"The trading pattern was a slow pre-holiday period followed by a strong Christmas week although bad weather affected new year sales, especially in the South and East," Whitbread said.
One analyst said the fall was an over-reaction to a margin hit which probably only cost the company pounds 3m in lost profits, but he added that the warning had precipitated the first downgrade in profit forecasts at Whitbread in more than 18 months and would continue to affect sentiment.
Whitbread is understood to have taken on temporary staff in its food operations to cover the busy Christmas period and been hit by the effects of the recent cold snap which meant the increase in costs was not offset by a commensurate rise in sales. There had also been a shift to large 24 can multi-packs of beer which sell at a bigger discount.

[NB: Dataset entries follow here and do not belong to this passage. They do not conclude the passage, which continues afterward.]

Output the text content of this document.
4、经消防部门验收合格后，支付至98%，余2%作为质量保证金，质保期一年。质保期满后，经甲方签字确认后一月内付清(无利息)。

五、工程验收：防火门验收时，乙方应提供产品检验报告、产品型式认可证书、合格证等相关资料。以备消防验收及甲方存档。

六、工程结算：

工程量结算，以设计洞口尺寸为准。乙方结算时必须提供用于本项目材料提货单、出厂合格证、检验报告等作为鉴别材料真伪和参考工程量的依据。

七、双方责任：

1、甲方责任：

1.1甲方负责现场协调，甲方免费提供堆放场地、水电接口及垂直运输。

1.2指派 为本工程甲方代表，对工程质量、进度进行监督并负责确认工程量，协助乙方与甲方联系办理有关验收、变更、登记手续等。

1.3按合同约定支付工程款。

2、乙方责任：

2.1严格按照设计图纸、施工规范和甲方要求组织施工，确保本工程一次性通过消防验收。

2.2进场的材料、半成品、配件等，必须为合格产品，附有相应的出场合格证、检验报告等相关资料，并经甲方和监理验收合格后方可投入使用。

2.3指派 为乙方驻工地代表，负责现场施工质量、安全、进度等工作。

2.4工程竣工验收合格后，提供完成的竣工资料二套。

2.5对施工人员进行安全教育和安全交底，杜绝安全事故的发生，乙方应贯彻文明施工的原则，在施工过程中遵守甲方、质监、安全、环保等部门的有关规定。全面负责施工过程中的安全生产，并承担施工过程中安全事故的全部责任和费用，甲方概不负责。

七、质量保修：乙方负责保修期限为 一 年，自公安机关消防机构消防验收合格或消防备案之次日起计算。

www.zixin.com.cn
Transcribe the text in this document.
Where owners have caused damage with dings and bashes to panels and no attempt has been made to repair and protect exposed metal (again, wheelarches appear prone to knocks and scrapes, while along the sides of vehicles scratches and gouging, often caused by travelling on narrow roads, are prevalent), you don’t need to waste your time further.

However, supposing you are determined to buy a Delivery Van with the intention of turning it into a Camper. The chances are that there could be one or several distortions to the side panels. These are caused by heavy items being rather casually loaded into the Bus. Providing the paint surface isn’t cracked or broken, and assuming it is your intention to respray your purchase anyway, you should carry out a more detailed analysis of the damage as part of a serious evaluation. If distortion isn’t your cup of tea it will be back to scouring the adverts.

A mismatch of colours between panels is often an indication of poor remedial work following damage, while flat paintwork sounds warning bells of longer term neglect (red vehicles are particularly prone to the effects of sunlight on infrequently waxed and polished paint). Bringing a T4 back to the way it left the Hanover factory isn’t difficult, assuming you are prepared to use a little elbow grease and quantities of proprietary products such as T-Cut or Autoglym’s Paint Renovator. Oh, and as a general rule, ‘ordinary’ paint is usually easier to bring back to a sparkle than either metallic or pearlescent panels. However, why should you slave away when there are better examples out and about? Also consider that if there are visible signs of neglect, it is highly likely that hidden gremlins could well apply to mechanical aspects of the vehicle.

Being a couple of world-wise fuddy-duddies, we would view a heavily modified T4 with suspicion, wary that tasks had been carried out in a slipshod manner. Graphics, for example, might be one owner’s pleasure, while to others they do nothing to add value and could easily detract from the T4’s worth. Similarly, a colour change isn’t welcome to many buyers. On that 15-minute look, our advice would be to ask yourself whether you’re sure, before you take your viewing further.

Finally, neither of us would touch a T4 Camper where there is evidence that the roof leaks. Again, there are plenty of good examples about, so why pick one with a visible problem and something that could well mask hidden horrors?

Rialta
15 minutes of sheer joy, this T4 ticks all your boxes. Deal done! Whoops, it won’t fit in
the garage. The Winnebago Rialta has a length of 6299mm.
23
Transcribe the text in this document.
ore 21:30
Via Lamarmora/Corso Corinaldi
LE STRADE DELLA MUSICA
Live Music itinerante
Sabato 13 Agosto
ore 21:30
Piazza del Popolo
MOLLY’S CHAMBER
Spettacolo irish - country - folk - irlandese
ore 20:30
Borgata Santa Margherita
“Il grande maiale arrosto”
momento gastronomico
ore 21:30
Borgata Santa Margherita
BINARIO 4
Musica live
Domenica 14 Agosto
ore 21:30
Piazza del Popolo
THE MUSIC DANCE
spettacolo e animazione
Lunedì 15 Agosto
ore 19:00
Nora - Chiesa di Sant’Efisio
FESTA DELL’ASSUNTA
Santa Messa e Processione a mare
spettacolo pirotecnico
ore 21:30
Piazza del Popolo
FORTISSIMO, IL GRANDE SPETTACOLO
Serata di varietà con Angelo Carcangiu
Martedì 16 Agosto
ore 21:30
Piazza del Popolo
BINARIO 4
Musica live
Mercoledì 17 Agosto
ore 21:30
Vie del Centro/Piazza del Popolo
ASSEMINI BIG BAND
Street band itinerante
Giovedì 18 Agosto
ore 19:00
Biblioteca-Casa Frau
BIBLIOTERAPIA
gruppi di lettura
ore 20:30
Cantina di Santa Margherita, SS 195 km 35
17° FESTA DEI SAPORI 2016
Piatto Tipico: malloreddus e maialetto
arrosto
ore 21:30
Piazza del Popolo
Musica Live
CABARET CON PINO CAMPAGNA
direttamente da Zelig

According to analysts the move was an effort by Whitbread to force some brokers to rein in their expectations of about pounds 330m pre-tax profit for the year to February to a more realistic pounds 320m. The result will be the last before chief executive Peter Jarvis hands over the reins to David Thomas, currently the head of Whitbread's restaurants and leisure arm.
There was some surprise that reported strong trading in the Whitbread Inns managed pubs operation, and from Marriott Hotels, TravelInn and David Lloyd Leisure, had not been enough to offset such a small decline in margins.